JOGLOSEMAR.CO Pendidikan Pendidikan Program Siswa Tertib Berkendara Sosialisasi Rampung, Pelanggar Ditindak Tegas

Program Siswa Tertib Berkendara Sosialisasi Rampung, Pelanggar Ditindak Tegas

355
BAGIKAN

“Saat ini memang sudah masuk tahap realisasi. Jadi siswa yang kedapatan melanggar bakal ditindak secara tegas oleh petugas.”

Kelik Isnawan, Kepala Bidang Pemuda Disdikpora Solo

ilustrasi
ilustrasi

SOLO-Dinas Pendidikan Pemuda dan Olahraga (Disdikpora) Solo telah menghentikan sosialisasi terkait program siswa tertib kendaraan bermotor di sekolah-sekolah. Evaluasi program tahap kedua pun bakal dilakukan pada akhir Agustus mendatang.

Disampaikan Kepala Bidang Pemuda Disdikpora Solo, Kelik Isnawan, program siswa tertib kendaraan bermotor saat ini telah memasuki tahap realisasi, sehingga siswa yang belum membawa kendaraan bermotor maupun yang sudah berhak namun belum memiliki SIM akan ditindak tegas oleh petugas.

“Saat ini memang sudah masuk tahap realisasi. Jadi siswa yang kedapatan melanggar bakal ditindak secara tegas oleh petugas. Kemudian untuk evaluasi tahap kedua rencananya akan digelar sekitar akhir Agustus mendatang,” terang Kelik kepada Joglosemar, Rabu (31/7).

Sementara itu, berdasar data yang dihimpun Joglosemar dari Satuan Lalu Lintas (Satlantas) Polresta Solo, selama bulan Juni lalu, tercatat sebanyak 169 pelajar yang tertangkap melakukan pelanggaran dengan tidak memiliki SIM, sedangkan pada bulan Juli ini baru menunjukkan 73 pelajar.

Menurut Kasatlantas Polresta Solo, Kompol Matrius, jumlah tersebut mengalami penurunan karena intensitas pelajar masuk sekolah di bulan Juli lebih sedikit dibandingkan dengan bulan Juni. “Meskipun secara angka menunjukkan penurunan, namun diketahui bulan Juli sebenarnya lebih singkat waktunya. Dan hasilnya lebih banyak,” ungkapnya saat ditemui Joglosemar di ruang kerjanya kemarin.

Matrius menuturkan, masa transisi program siswa tertib berkendara telah usai 8 Juni yang lalu. Dan setelahnya, mulai dilakukan penindakan secara tegas sesuai peraturan bagi pelanggaran yang terjadi. “Kami menjalankan program ini dengan tiga tahap yakni pertama dengan memberikan pemahaman pada para pelajar agar tercipta kondisi yang tidak terjadi pelanggaran. Kedua, tindakan preventif dengan pengaturan di jalan saat siswa masuk keluar sekolah. Pada tahap ini mereka baru diberikan teguran. Kemudian terakhir tahap prefesif dimana kami melakukan tindakan tegas dengan tilang,” imbuhnya.

Setelah terjaring melalui patroli, barang bukti kendaraan motor tidak boleh diambil oleh siswa.
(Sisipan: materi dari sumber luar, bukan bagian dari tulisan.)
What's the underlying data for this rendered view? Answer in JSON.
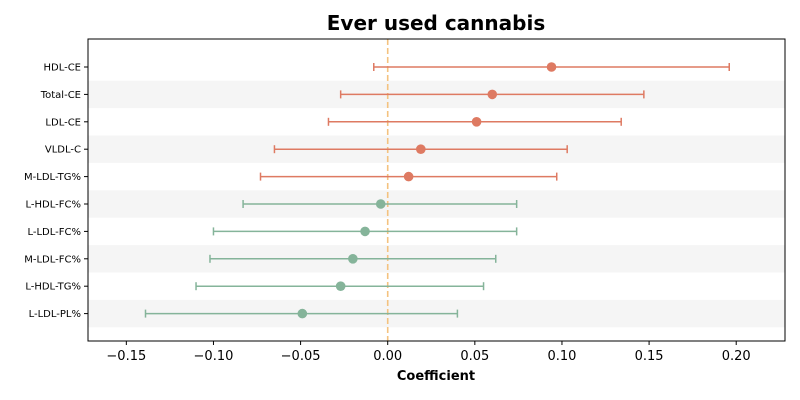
{
  "chart_data": {
    "type": "forest",
    "title": "Ever used cannabis",
    "xlabel": "Coefficient",
    "xlim": [
      -0.172,
      0.228
    ],
    "xticks": [
      -0.15,
      -0.1,
      -0.05,
      0.0,
      0.05,
      0.1,
      0.15,
      0.2
    ],
    "xtick_labels": [
      "−0.15",
      "−0.10",
      "−0.05",
      "0.00",
      "0.05",
      "0.10",
      "0.15",
      "0.20"
    ],
    "reference_line": 0.0,
    "colors": {
      "positive": "#de7a62",
      "negative": "#85b49a",
      "reference": "#f4c27f",
      "band": "#f5f5f5"
    },
    "rows": [
      {
        "label": "HDL-CE",
        "coef": 0.094,
        "lower": -0.008,
        "upper": 0.196
      },
      {
        "label": "Total-CE",
        "coef": 0.06,
        "lower": -0.027,
        "upper": 0.147
      },
      {
        "label": "LDL-CE",
        "coef": 0.051,
        "lower": -0.034,
        "upper": 0.134
      },
      {
        "label": "VLDL-C",
        "coef": 0.019,
        "lower": -0.065,
        "upper": 0.103
      },
      {
        "label": "M-LDL-TG%",
        "coef": 0.012,
        "lower": -0.073,
        "upper": 0.097
      },
      {
        "label": "L-HDL-FC%",
        "coef": -0.004,
        "lower": -0.083,
        "upper": 0.074
      },
      {
        "label": "L-LDL-FC%",
        "coef": -0.013,
        "lower": -0.1,
        "upper": 0.074
      },
      {
        "label": "M-LDL-FC%",
        "coef": -0.02,
        "lower": -0.102,
        "upper": 0.062
      },
      {
        "label": "L-HDL-TG%",
        "coef": -0.027,
        "lower": -0.11,
        "upper": 0.055
      },
      {
        "label": "L-LDL-PL%",
        "coef": -0.049,
        "lower": -0.139,
        "upper": 0.04
      }
    ]
  }
}
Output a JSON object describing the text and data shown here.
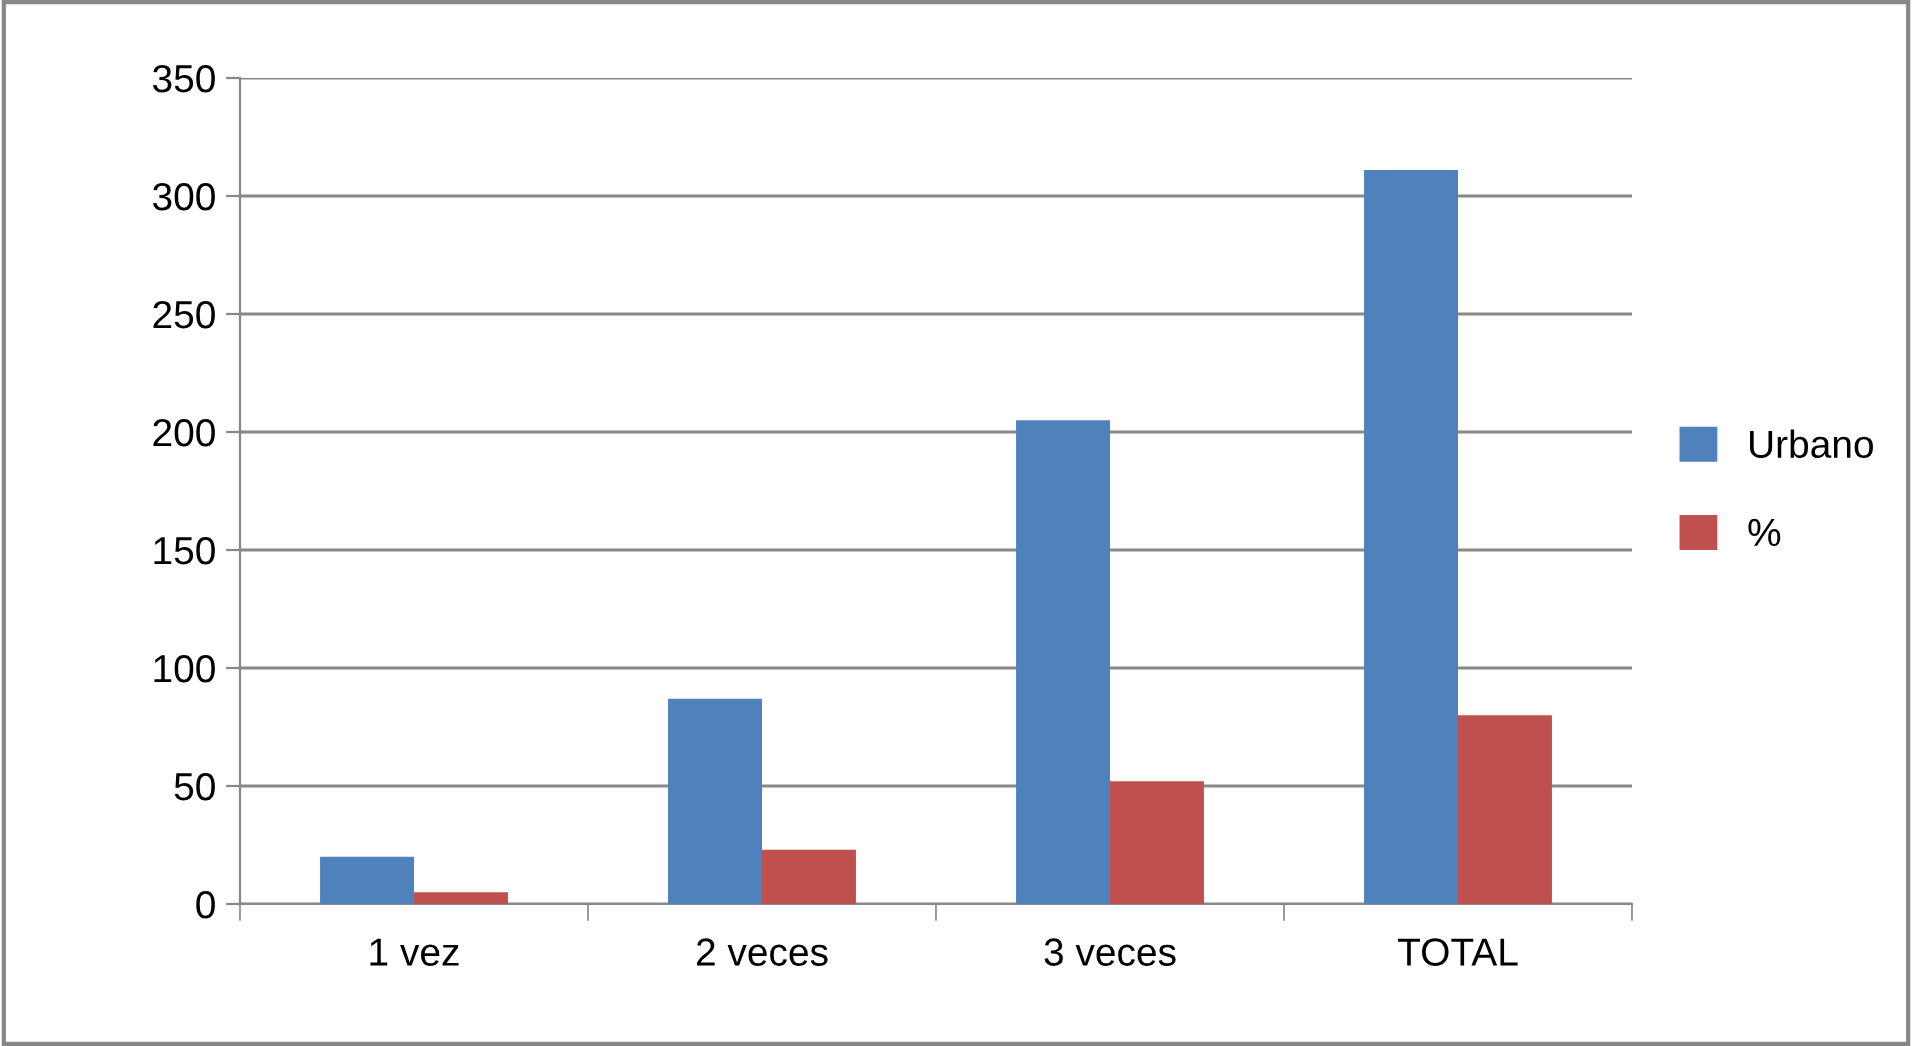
{
  "chart_data": {
    "type": "bar",
    "categories": [
      "1 vez",
      "2 veces",
      "3 veces",
      "TOTAL"
    ],
    "series": [
      {
        "name": "Urbano",
        "color": "#4f81bd",
        "values": [
          20,
          87,
          205,
          311
        ]
      },
      {
        "name": "%",
        "color": "#c0504d",
        "values": [
          5,
          23,
          52,
          80
        ]
      }
    ],
    "ylim": [
      0,
      350
    ],
    "yticks": [
      0,
      50,
      100,
      150,
      200,
      250,
      300,
      350
    ],
    "grid": "y",
    "legend": "right"
  }
}
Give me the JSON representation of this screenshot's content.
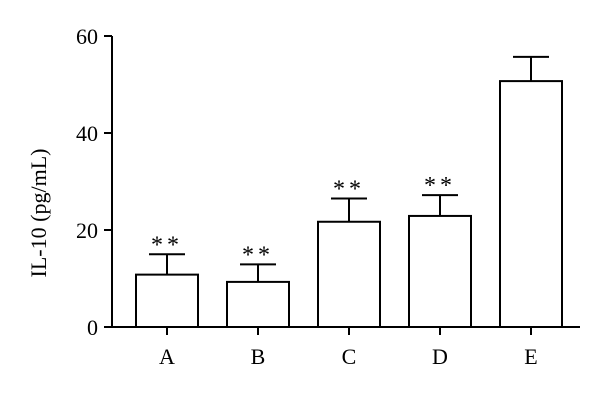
{
  "chart_data": {
    "type": "bar",
    "title": "",
    "xlabel": "",
    "ylabel": "IL-10 (pg/mL)",
    "ylim": [
      0,
      60
    ],
    "yticks": [
      0,
      20,
      40,
      60
    ],
    "categories": [
      "A",
      "B",
      "C",
      "D",
      "E"
    ],
    "series": [
      {
        "values": [
          10.8,
          9.3,
          21.7,
          22.9,
          50.7
        ],
        "error": [
          4.2,
          3.6,
          4.8,
          4.3,
          5.0
        ],
        "annotations": [
          "**",
          "**",
          "**",
          "**",
          ""
        ]
      }
    ],
    "grid": false,
    "legend": "none",
    "colors": {
      "bar_fill": "#ffffff",
      "stroke": "#000000"
    }
  }
}
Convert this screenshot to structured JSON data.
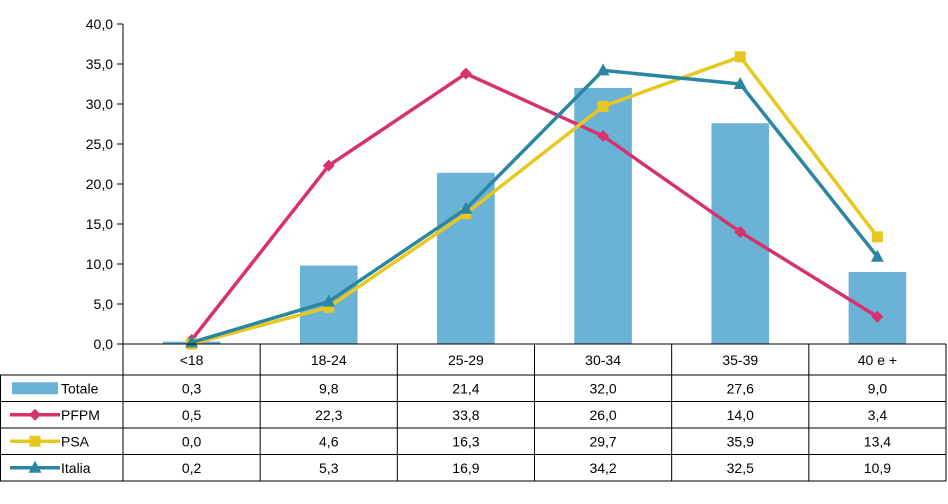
{
  "chart_data": {
    "type": "bar+line",
    "categories": [
      "<18",
      "18-24",
      "25-29",
      "30-34",
      "35-39",
      "40 e +"
    ],
    "ylim": [
      0,
      40
    ],
    "yticks": [
      "0,0",
      "5,0",
      "10,0",
      "15,0",
      "20,0",
      "25,0",
      "30,0",
      "35,0",
      "40,0"
    ],
    "grid": false,
    "legend": "data-table",
    "series": [
      {
        "name": "Totale",
        "kind": "bar",
        "marker": "none",
        "color": "#6BB3D6",
        "values": [
          0.3,
          9.8,
          21.4,
          32.0,
          27.6,
          9.0
        ],
        "labels": [
          "0,3",
          "9,8",
          "21,4",
          "32,0",
          "27,6",
          "9,0"
        ]
      },
      {
        "name": "PFPM",
        "kind": "line",
        "marker": "diamond",
        "color": "#D6336C",
        "values": [
          0.5,
          22.3,
          33.8,
          26.0,
          14.0,
          3.4
        ],
        "labels": [
          "0,5",
          "22,3",
          "33,8",
          "26,0",
          "14,0",
          "3,4"
        ]
      },
      {
        "name": "PSA",
        "kind": "line",
        "marker": "square",
        "color": "#E8C721",
        "values": [
          0.0,
          4.6,
          16.3,
          29.7,
          35.9,
          13.4
        ],
        "labels": [
          "0,0",
          "4,6",
          "16,3",
          "29,7",
          "35,9",
          "13,4"
        ]
      },
      {
        "name": "Italia",
        "kind": "line",
        "marker": "triangle",
        "color": "#2B86A4",
        "values": [
          0.2,
          5.3,
          16.9,
          34.2,
          32.5,
          10.9
        ],
        "labels": [
          "0,2",
          "5,3",
          "16,9",
          "34,2",
          "32,5",
          "10,9"
        ]
      }
    ]
  }
}
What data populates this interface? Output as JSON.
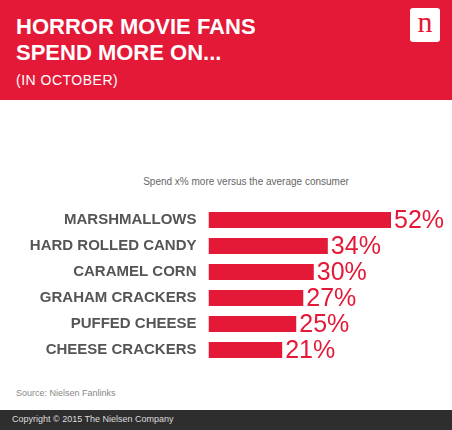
{
  "chart_data": {
    "type": "bar",
    "orientation": "horizontal",
    "title": "HORROR MOVIE FANS SPEND MORE ON...",
    "subtitle": "(IN OCTOBER)",
    "logo": "n",
    "x_label": "Spend x% more versus the average consumer",
    "source": "Source: Nielsen Fanlinks",
    "footer": "Copyright © 2015 The Nielsen Company",
    "categories": [
      "MARSHMALLOWS",
      "HARD ROLLED CANDY",
      "CARAMEL CORN",
      "GRAHAM CRACKERS",
      "PUFFED CHEESE",
      "CHEESE CRACKERS"
    ],
    "values": [
      52,
      34,
      30,
      27,
      25,
      21
    ],
    "value_labels": [
      "52%",
      "34%",
      "30%",
      "27%",
      "25%",
      "21%"
    ],
    "color": "#e31937",
    "xlim": [
      0,
      52
    ],
    "grid": false,
    "data_labels": true,
    "tick_labels": "y"
  }
}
Dalam hal ini, dihadirkan orang tua siswa di hadapan petugas kepolisian dan siswa membuat surat pernyataan tidak akan melanggar peraturan lagi. “Kemudian laporan kami teruskan ke pihak sekolah siswa yang terjaring. Diharapkan pihak sekolah mampu membantu agar anak tidak terbiasa melakukan pelanggaran. Rencananya, setelah Lebaran akan semakin digiatkan patroli untuk siswa berkendaraan motor tapi belum memiliki hak SIM ini,” paparnya.